After she earned her PhD in Statistical Science from Duke University, she worked as a research professor at Virginia Tech where she did microsimulation and agent-based modelingin a simulation lab. After that, she tried a data visualization and analytics startup called DataPad that was quickly acquired. When she was thinking about her next step in her career, she wanted to do something with social impact.
She was fascinated by the work of the Human Rights Data Analysis Group (HRDAG) that was applying statistical models to casualty data to estimate the number of undocumented conflict casualties. She spent a summer working for HRDAG in Colombia and then decided to join the organization full time. She spent five years as HRDAG’s lead statistician leading the group’s project on criminal justice in the United States focused on algorithmic fairness and predictive policing. Predictive policing uses algorithms to help the police decide where to deploy their resources based on crime statistics, so if you look at where crimes are most likely to occur, this is where you police more often. Kristian’s work showed that these algorithms could actually perpetuate historical over-policing and racial bias in minority communities.

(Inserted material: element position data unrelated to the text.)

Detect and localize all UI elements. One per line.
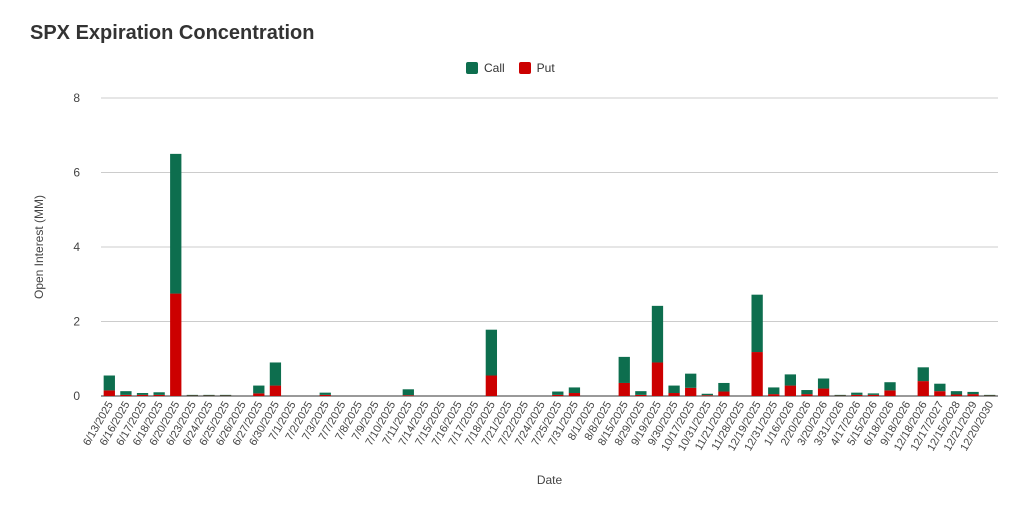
bar-call[interactable]: [568, 387, 581, 394]
bar-call[interactable]: [701, 393, 713, 396]
bar-put[interactable]: [884, 390, 896, 396]
bar-call[interactable]: [718, 382, 730, 392]
bar-put[interactable]: [934, 391, 946, 396]
bar-call[interactable]: [768, 387, 780, 395]
bar-call[interactable]: [219, 394, 232, 396]
y-tick-label: 6: [73, 166, 80, 180]
bar-put[interactable]: [867, 394, 880, 396]
bar-put[interactable]: [253, 393, 265, 396]
bar-put[interactable]: [651, 362, 664, 396]
bar-call[interactable]: [618, 356, 630, 383]
bar-call[interactable]: [751, 294, 763, 353]
bar-call[interactable]: [120, 391, 132, 395]
bar-call[interactable]: [103, 375, 115, 391]
bar-put[interactable]: [170, 293, 182, 396]
bar-call[interactable]: [170, 153, 182, 294]
bar-put[interactable]: [153, 394, 165, 396]
bar-put[interactable]: [851, 394, 863, 396]
bar-call[interactable]: [319, 392, 331, 395]
bar-call[interactable]: [967, 391, 979, 395]
bar-call[interactable]: [685, 373, 697, 388]
legend-item-put[interactable]: Put: [518, 61, 555, 75]
bar-put[interactable]: [485, 375, 498, 396]
legend-swatch-put: [518, 62, 531, 74]
legend-label-call: Call: [484, 61, 505, 75]
bar-put[interactable]: [967, 394, 979, 396]
bar-put[interactable]: [120, 394, 132, 396]
bar-put[interactable]: [136, 394, 149, 396]
bar-call[interactable]: [834, 394, 846, 396]
bar-call[interactable]: [884, 382, 896, 391]
bar-put[interactable]: [103, 390, 115, 396]
bar-call[interactable]: [984, 394, 996, 396]
bar-call[interactable]: [153, 392, 165, 395]
bar-put[interactable]: [402, 395, 414, 396]
bar-put[interactable]: [668, 393, 680, 396]
bar-put[interactable]: [552, 394, 564, 396]
bar-call[interactable]: [801, 390, 813, 395]
bar-call[interactable]: [851, 392, 863, 395]
bar-call[interactable]: [402, 389, 414, 396]
chart-title: SPX Expiration Concentration: [30, 22, 315, 44]
bar-call[interactable]: [485, 329, 498, 376]
legend-swatch-call: [466, 62, 478, 74]
bar-call[interactable]: [203, 394, 215, 396]
bar-put[interactable]: [701, 395, 713, 396]
bar-put[interactable]: [950, 394, 963, 396]
bar-call[interactable]: [817, 378, 830, 389]
legend-label-put: Put: [536, 61, 555, 75]
bar-put[interactable]: [269, 385, 282, 396]
y-tick-label: 0: [73, 389, 80, 403]
bar-put[interactable]: [784, 385, 797, 396]
bar-call[interactable]: [934, 383, 946, 392]
bar-put[interactable]: [768, 394, 780, 396]
y-tick-label: 4: [73, 240, 80, 254]
bar-call[interactable]: [269, 362, 282, 386]
y-tick-label: 8: [73, 91, 80, 105]
bar-put[interactable]: [718, 391, 730, 396]
legend: Call Put: [466, 61, 569, 75]
bar-put[interactable]: [685, 387, 697, 396]
bar-call[interactable]: [552, 391, 564, 395]
bar-call[interactable]: [917, 367, 929, 382]
legend-item-call[interactable]: Call: [466, 61, 505, 75]
bar-call[interactable]: [186, 394, 199, 396]
bar-put[interactable]: [635, 394, 647, 396]
x-axis-label: Date: [537, 473, 563, 487]
bar-put[interactable]: [751, 352, 763, 396]
bar-put[interactable]: [817, 388, 830, 396]
bar-call[interactable]: [784, 374, 797, 386]
bar-call[interactable]: [668, 385, 680, 394]
bar-put[interactable]: [618, 382, 630, 396]
bar-call[interactable]: [950, 391, 963, 395]
bar-put[interactable]: [917, 381, 929, 396]
bar-call[interactable]: [635, 391, 647, 395]
bar-call[interactable]: [253, 385, 265, 394]
y-tick-label: 2: [73, 315, 80, 329]
bar-call[interactable]: [651, 305, 664, 363]
bar-put[interactable]: [319, 394, 331, 396]
bar-call[interactable]: [867, 393, 880, 395]
bar-put[interactable]: [568, 393, 581, 396]
bar-call[interactable]: [136, 393, 149, 395]
y-axis-label: Open Interest (MM): [32, 195, 46, 299]
bar-put[interactable]: [801, 394, 813, 396]
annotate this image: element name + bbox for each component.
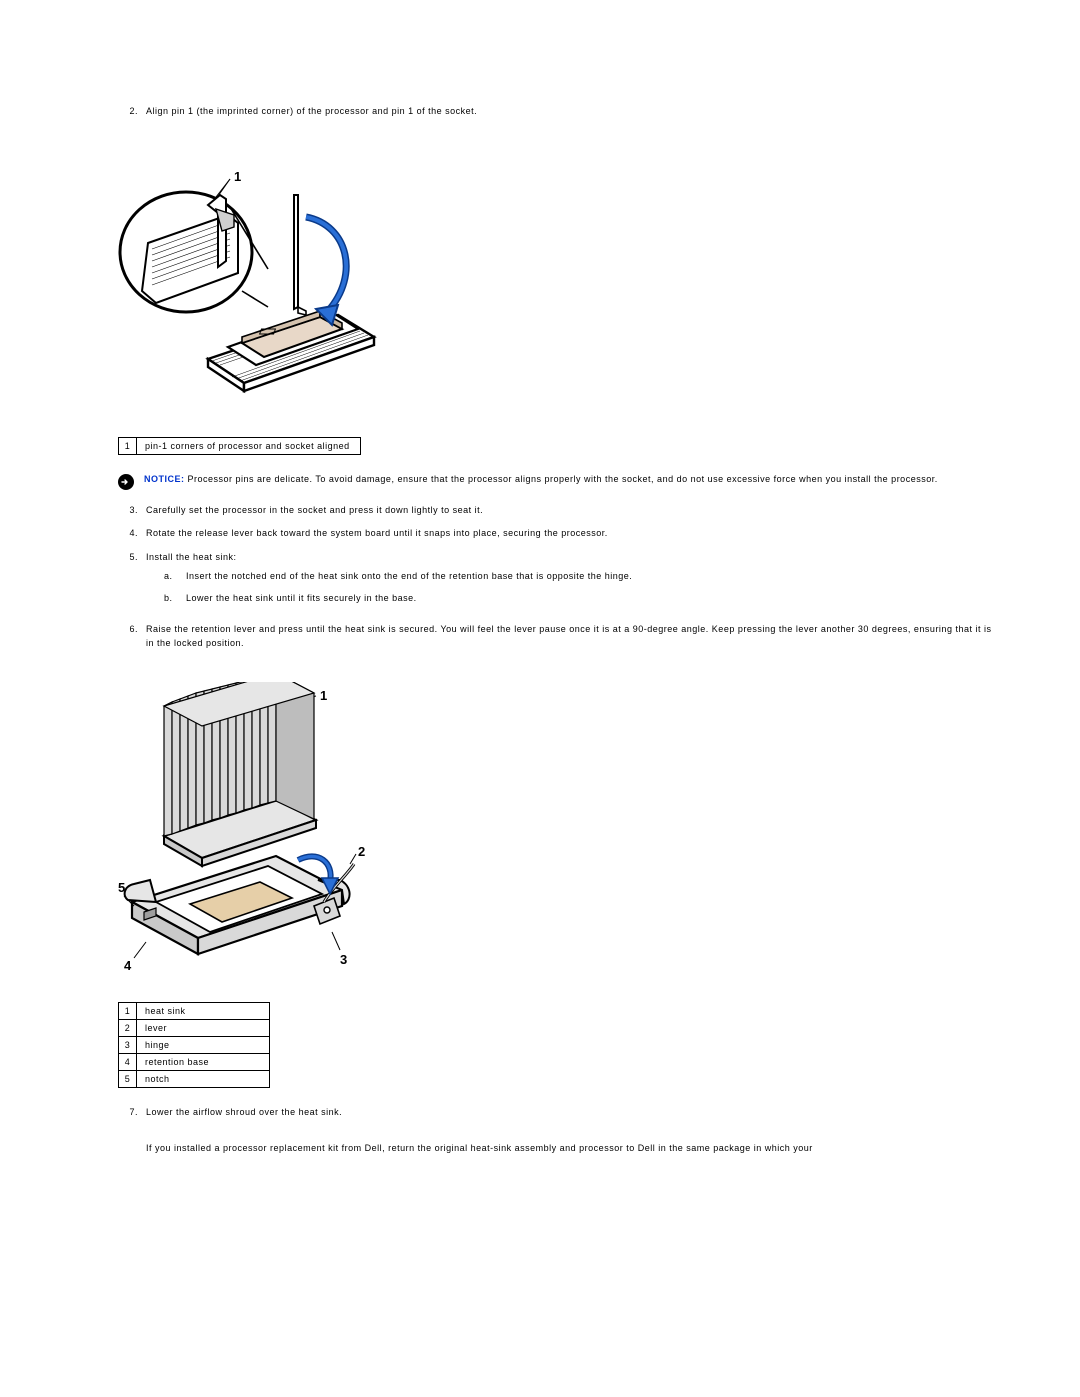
figure-1-svg: 1 [118,137,388,417]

Early this year, she moved from HRDAG back to academia. She started her new position at the University of Pennsylvania in the Computer and Information Science Department on March 2 and a week later Penn closed down for COVID. Over this year, she has learned that she needs to adjust her expectations for herself, and not be so frustrated when she can’t get things done that maybe under normal circumstances she could. It’s not just working from home with her daughter nearby, it’s the stress of everything that’s going on, the additional mental fatigue of having to do all these risks calculations. This year has also made her appreciate the increasingly critical role of data science in driving data-driven decision making.